Ma Petite Sakura
J’ai toujours détesté les journées ensoleillées.
Ça me file la gerbe.
Pas juste parce que mon père a choisi un jour lumineux pour se barrer avec sa grognasse de copine — non, le soleil, c’est traître. Il te fait croire que tout va bien. Et puis bam.
Tempête.
Alors ouais, aujourd’hui, la brume avait englouti Brigen, et franchement ? Parfait. Ambiance parfaite pour une escapade dans mon parc. Celui où personne ne vient jamais. Celui qui pue la rouille et le silence. Le seul endroit où je me sens à peu près... pas bien, mais moins pire.
Brigen, c’est mon quartier depuis mes 12 ans. Depuis que mon père a claqué la porte.
Ce parc, il est entouré de grillage, comme s’il essayait de s’enfermer lui-même dans sa tristesse. J’y suis entrée par le portail rouillé, comme d’habitude.

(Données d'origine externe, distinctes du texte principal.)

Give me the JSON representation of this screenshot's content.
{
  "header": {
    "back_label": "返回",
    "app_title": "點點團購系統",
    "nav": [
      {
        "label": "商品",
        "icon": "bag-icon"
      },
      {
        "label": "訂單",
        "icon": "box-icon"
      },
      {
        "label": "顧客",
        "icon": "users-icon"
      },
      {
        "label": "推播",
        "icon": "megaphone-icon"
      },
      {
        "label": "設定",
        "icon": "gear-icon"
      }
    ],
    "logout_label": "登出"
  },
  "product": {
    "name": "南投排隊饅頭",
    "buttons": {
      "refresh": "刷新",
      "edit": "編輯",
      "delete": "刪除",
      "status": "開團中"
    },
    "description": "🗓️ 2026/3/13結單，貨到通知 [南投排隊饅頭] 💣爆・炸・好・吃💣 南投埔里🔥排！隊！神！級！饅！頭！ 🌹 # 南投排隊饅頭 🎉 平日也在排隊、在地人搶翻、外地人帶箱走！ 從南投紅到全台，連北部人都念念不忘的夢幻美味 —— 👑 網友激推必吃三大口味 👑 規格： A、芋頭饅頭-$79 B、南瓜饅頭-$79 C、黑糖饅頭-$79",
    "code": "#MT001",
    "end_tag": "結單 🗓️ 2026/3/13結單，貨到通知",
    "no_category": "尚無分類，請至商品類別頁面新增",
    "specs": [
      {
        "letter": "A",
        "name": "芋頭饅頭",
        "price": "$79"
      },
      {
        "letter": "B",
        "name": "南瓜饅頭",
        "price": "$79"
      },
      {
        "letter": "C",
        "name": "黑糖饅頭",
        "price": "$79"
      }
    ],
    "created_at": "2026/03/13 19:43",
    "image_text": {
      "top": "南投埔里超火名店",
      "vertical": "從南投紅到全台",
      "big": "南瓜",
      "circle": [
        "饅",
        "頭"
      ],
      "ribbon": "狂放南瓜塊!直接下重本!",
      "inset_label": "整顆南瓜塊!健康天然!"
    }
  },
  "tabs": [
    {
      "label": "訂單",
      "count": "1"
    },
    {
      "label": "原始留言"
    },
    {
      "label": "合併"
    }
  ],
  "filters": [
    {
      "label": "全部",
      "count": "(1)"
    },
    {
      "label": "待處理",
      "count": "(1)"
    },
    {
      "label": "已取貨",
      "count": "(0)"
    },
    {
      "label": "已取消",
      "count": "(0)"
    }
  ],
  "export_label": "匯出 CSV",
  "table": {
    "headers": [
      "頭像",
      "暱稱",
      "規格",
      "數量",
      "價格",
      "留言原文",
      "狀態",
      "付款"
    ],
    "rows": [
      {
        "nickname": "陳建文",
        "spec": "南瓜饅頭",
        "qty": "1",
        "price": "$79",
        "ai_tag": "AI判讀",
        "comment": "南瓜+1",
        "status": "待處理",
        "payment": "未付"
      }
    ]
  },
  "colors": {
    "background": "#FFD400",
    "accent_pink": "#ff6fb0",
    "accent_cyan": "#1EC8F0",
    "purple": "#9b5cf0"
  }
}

Je me suis posée sur le gravier, juste à côté de la balançoire, mon carnet de plantes sur les genoux. La brume était tellement épaisse que je voyais pas à dix mètres. Ça me faisait marrer. Comme si un monstre pouvait surgir à tout moment. Ou un mec bizarre. Ou la vie.
Je cligne lentement des yeux, serrant mon carnet comme si c’était un bouclier.
J’ai cette sensation chelou : quelqu’un m’observe.
Je pose doucement mon carnet sur le sol.
Et je marche vers la balançoire. Discrètement. Si quelqu’un débarque, je cours, je prends mon carnet et je me tire.
Ou alors c’est un tueur, et je meurs là, sur du gravier mouillé. Ce serait presque poétique.
Des pas.
Je me fige. Je scrute la brume. Et là...
« Lior ?! »
Il me regarde avec ses grands yeux de chat content.
Je le connais. Ce type fait partie du club de théâtre au lycée Magouchiwa. Toujours à faire des impros cheloues. Toujours à sourire comme s’il avait jamais connu un lundi.
« Bah alors Sakura ? T’as eu la trouille de ta vie ? »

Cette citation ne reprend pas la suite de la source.